Heck, I’ve just shared my teenage insecurities with you fine folks, preserved for all eternity on the Internet. A hundred years from now, my great, great granddaughter could be reading this. If that’s not outgoing, I don’t know what is.
I am attractive
Our teenage years are filled with acne, hair growing in weird places, cumbersome new hygiene routines, and constantly trying to match someone else’s idea of what is beautiful.
So are your 40s.
The acne? It’s back. The hair growth? It’s back, but the places are even weirder. Your hygiene routine? It now includes Retin-A and wrinkle cream. You are supposed to be striving to look like what you looked like in your teens and 20s, which is very funny considering most of us weren’t happy with how we looked back then.
Or you can forget all that and choose to focus on the greatness in you.
My weight and dress size? Definitely higher numbers than what they were in my teens and 20s. So what?
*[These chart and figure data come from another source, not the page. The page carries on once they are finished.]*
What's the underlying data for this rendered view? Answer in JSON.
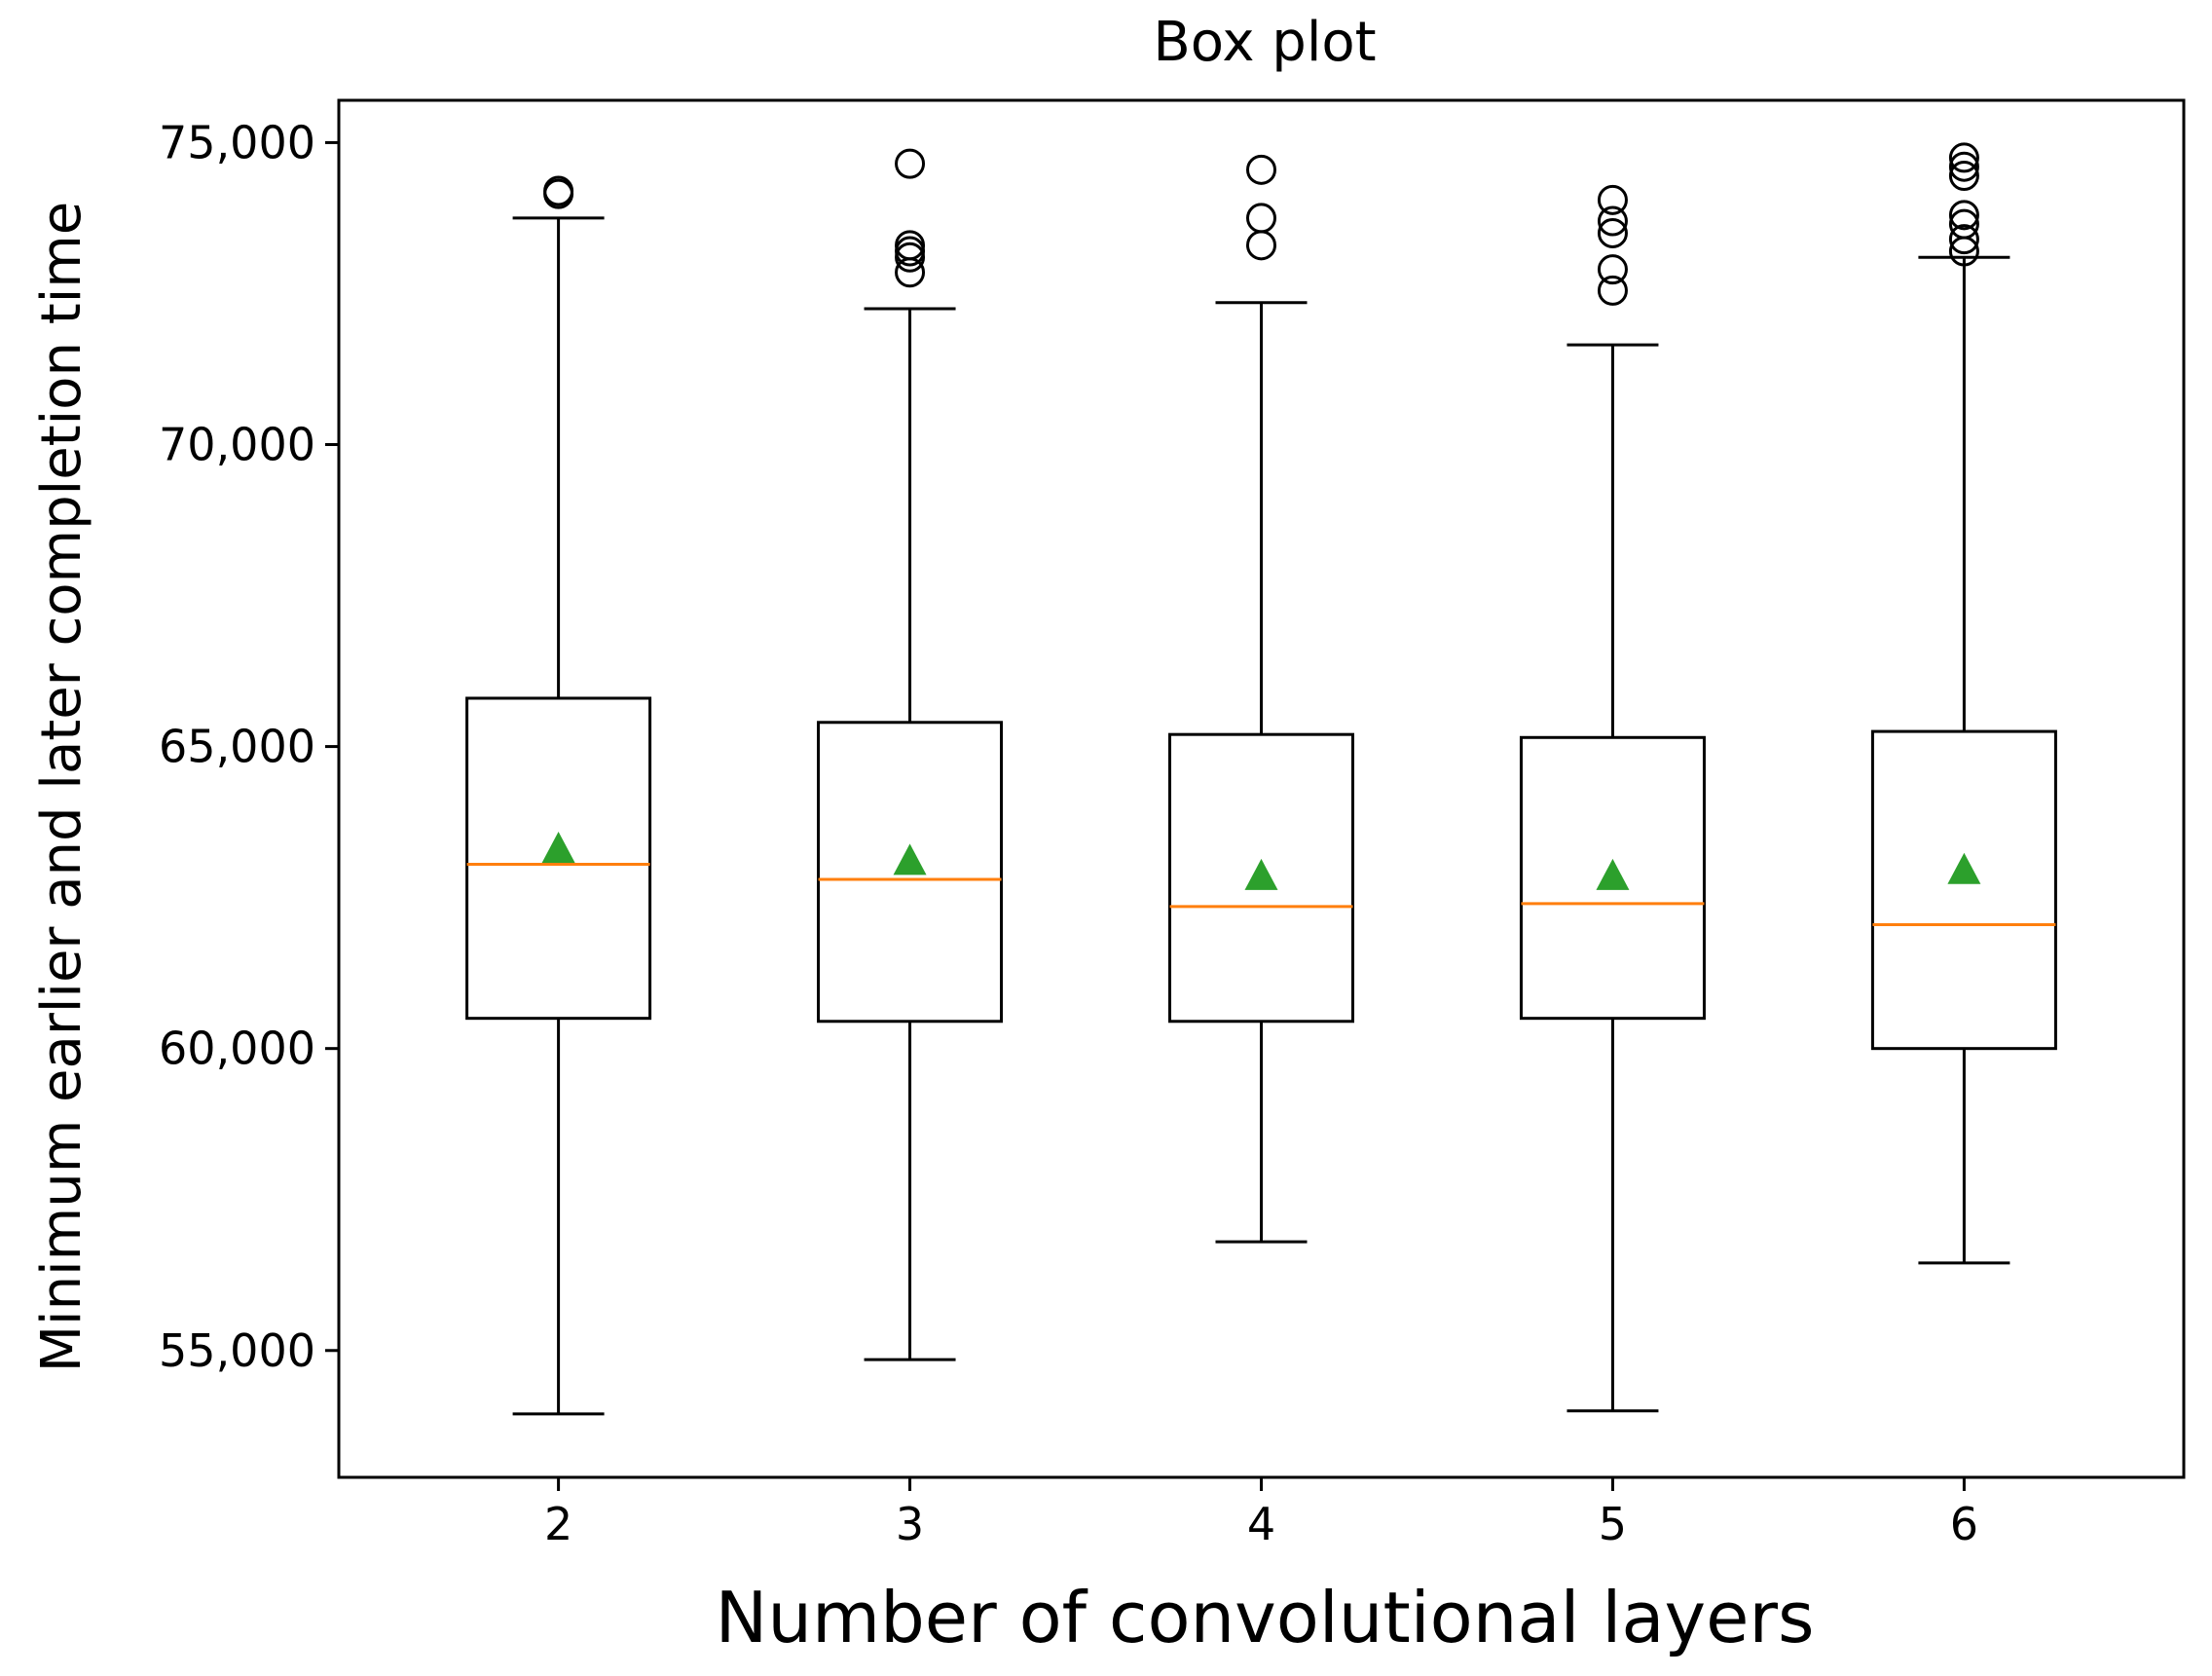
{
  "chart_data": {
    "type": "box",
    "title": "Box plot",
    "xlabel": "Number of convolutional layers",
    "ylabel": "Minimum earlier and later completion time",
    "ylim": [
      52900,
      75700
    ],
    "yticks": [
      55000,
      60000,
      65000,
      70000,
      75000
    ],
    "ytick_labels": [
      "55,000",
      "60,000",
      "65,000",
      "70,000",
      "75,000"
    ],
    "categories": [
      "2",
      "3",
      "4",
      "5",
      "6"
    ],
    "grid": false,
    "colors": {
      "median": "#ff7f0e",
      "mean": "#2ca02c",
      "box": "#000000"
    },
    "boxes": [
      {
        "label": "2",
        "whisker_low": 53950,
        "q1": 60500,
        "median": 63050,
        "q3": 65800,
        "whisker_high": 73750,
        "mean": 63300,
        "outliers": [
          74150,
          74200
        ]
      },
      {
        "label": "3",
        "whisker_low": 54850,
        "q1": 60450,
        "median": 62800,
        "q3": 65400,
        "whisker_high": 72250,
        "mean": 63100,
        "outliers": [
          72850,
          73100,
          73200,
          73300,
          74650
        ]
      },
      {
        "label": "4",
        "whisker_low": 56800,
        "q1": 60450,
        "median": 62350,
        "q3": 65200,
        "whisker_high": 72350,
        "mean": 62850,
        "outliers": [
          73300,
          73750,
          74550
        ]
      },
      {
        "label": "5",
        "whisker_low": 54000,
        "q1": 60500,
        "median": 62400,
        "q3": 65150,
        "whisker_high": 71650,
        "mean": 62850,
        "outliers": [
          72550,
          72900,
          73500,
          73700,
          74050
        ]
      },
      {
        "label": "6",
        "whisker_low": 56450,
        "q1": 60000,
        "median": 62050,
        "q3": 65250,
        "whisker_high": 73100,
        "mean": 62950,
        "outliers": [
          73200,
          73400,
          73650,
          73800,
          74450,
          74600,
          74750
        ]
      }
    ]
  }
}
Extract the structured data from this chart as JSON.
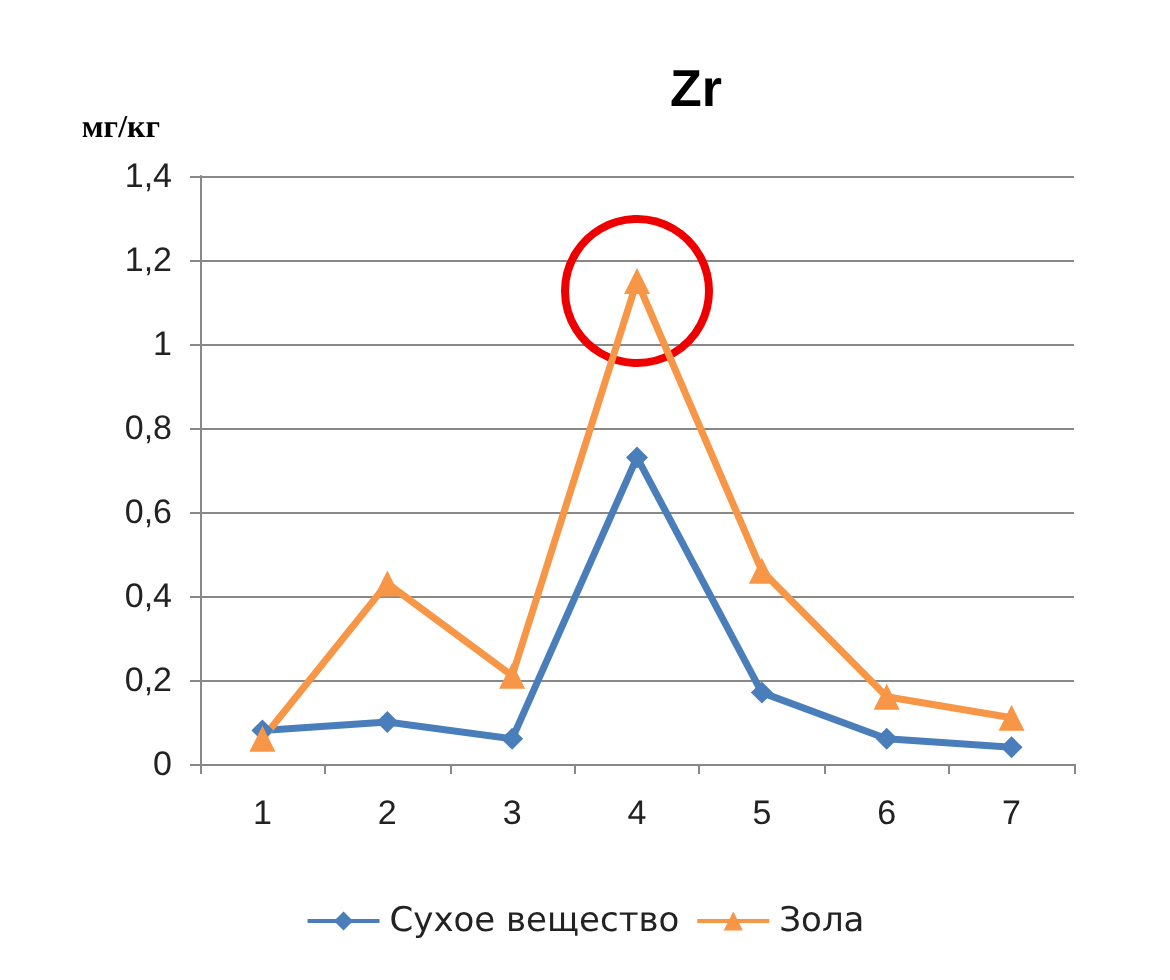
{
  "chart_data": {
    "type": "line",
    "title": "Zr",
    "ylabel": "мг/кг",
    "categories": [
      "1",
      "2",
      "3",
      "4",
      "5",
      "6",
      "7"
    ],
    "series": [
      {
        "name": "Сухое вещество",
        "color": "#4a7ebb",
        "marker": "diamond",
        "values": [
          0.08,
          0.1,
          0.06,
          0.73,
          0.17,
          0.06,
          0.04
        ]
      },
      {
        "name": "Зола",
        "color": "#f79646",
        "marker": "triangle",
        "values": [
          0.06,
          0.43,
          0.21,
          1.15,
          0.46,
          0.16,
          0.11
        ]
      }
    ],
    "ylim": [
      0,
      1.4
    ],
    "yticks": [
      0,
      {
        "value": 0.2,
        "label": "0,2"
      },
      {
        "value": 0.4,
        "label": "0,4"
      },
      {
        "value": 0.6,
        "label": "0,6"
      },
      {
        "value": 0.8,
        "label": "0,8"
      },
      1,
      {
        "value": 1.2,
        "label": "1,2"
      },
      {
        "value": 1.4,
        "label": "1,4"
      }
    ],
    "grid": "y",
    "legend": "bottom"
  }
}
Thanks to my athletic transformation, I’m in better shape now than I was 20 or even 25 years ago. When I look in the mirror, I don’t see the extra weight. I see strong muscular arms and legs, capable of powering me through a half marathon or a day chasing after four kids.
Wearing a swimsuit at the pool? Definitely looks different on 44-year-old me, but wouldn’t trade the look of sheer glee on my kids’ faces when they see me wearing it (because they know it means mom is going to play in the pool) for any inches off of my waist.
And as for trying to match someone else’s ideal of beauty? I match my husband’s ideal. God bless that man for always being quick with a sincere compliment. More importantly, I match my own. Is there anyone more beautiful than a strong, confidant woman?
How do you like me now, 16-year-old Siobhán?
Thank you. Very well written. I think I needed this today.
I love this! Thank you for the perspective.